Irak. La situation dramatique des minorités exige une prise de position claire et courageuse de la part des responsables religieux musulmans
Noté par Robert Divoux, qui dépose sur internet des textes de grands intérêts, au n° 251 de "La joie de l'évangile" le pape François avait écrit : « Une ouverture diplomatique qui dit oui à tout pour éviter les problèmes ne sert à rien… » Jean-Louis Tauran tient compte de cette attitude en publiant un message aux responsables musulmans qui dit précisément ce qui dit être affirmé sans les dentelles de la diplomatie. Voilà un climat bien nouveau dans le milieu de la diplomatie vaticane.
Pour aider à comprendre ce qui se passe en Syrie et en Irak, j’ai trouvé cette vidéo et je montre deux photos. Il y en a sur internet de plus horrible. Avoir suivi les liens (L'Express ; Caras&Caretas) de ces informations m’ont permis de comprendre la vigueur des propos émanant du Conseil pontifical pour le Dialogue interreligieux. Lire également le papier d’Henrik Lindell (La Vie), ci-dessous.

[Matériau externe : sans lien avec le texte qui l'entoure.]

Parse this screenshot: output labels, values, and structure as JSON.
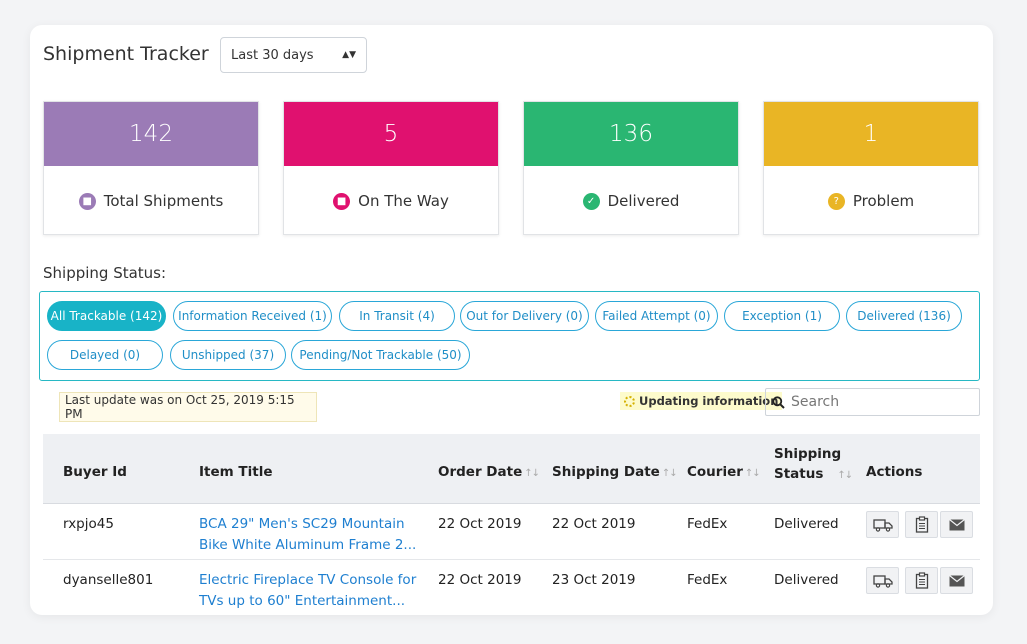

Il convient de place ce poste à la suite d'un précédent.
Comprendre la montée en puissance de l'Etat islamique en cinq minutes - Le Monde, 3/07/14
Irak : Déclaration du Conseil pontifical pour le Dialogue interreligieux
Le 12 août 2014, le Conseil pontifical pour le Dialogue interreligieux, présidé par le cardinal Jean-Louis Tauran, a appelé à une réaction claire et courageuse des responsables musulmans devant les crimes commis en Irak contre les minorités religieuses. Voici la déclaration du Conseil en intégralité.
Aux responsables musulmans :
Le monde entier a assisté, stupéfait, à ce qu’on appelle désormais « la restauration du califat » qui avait été aboli le 29 octobre 1923 par Kamal Atatürk, fondateur de la Turquie moderne.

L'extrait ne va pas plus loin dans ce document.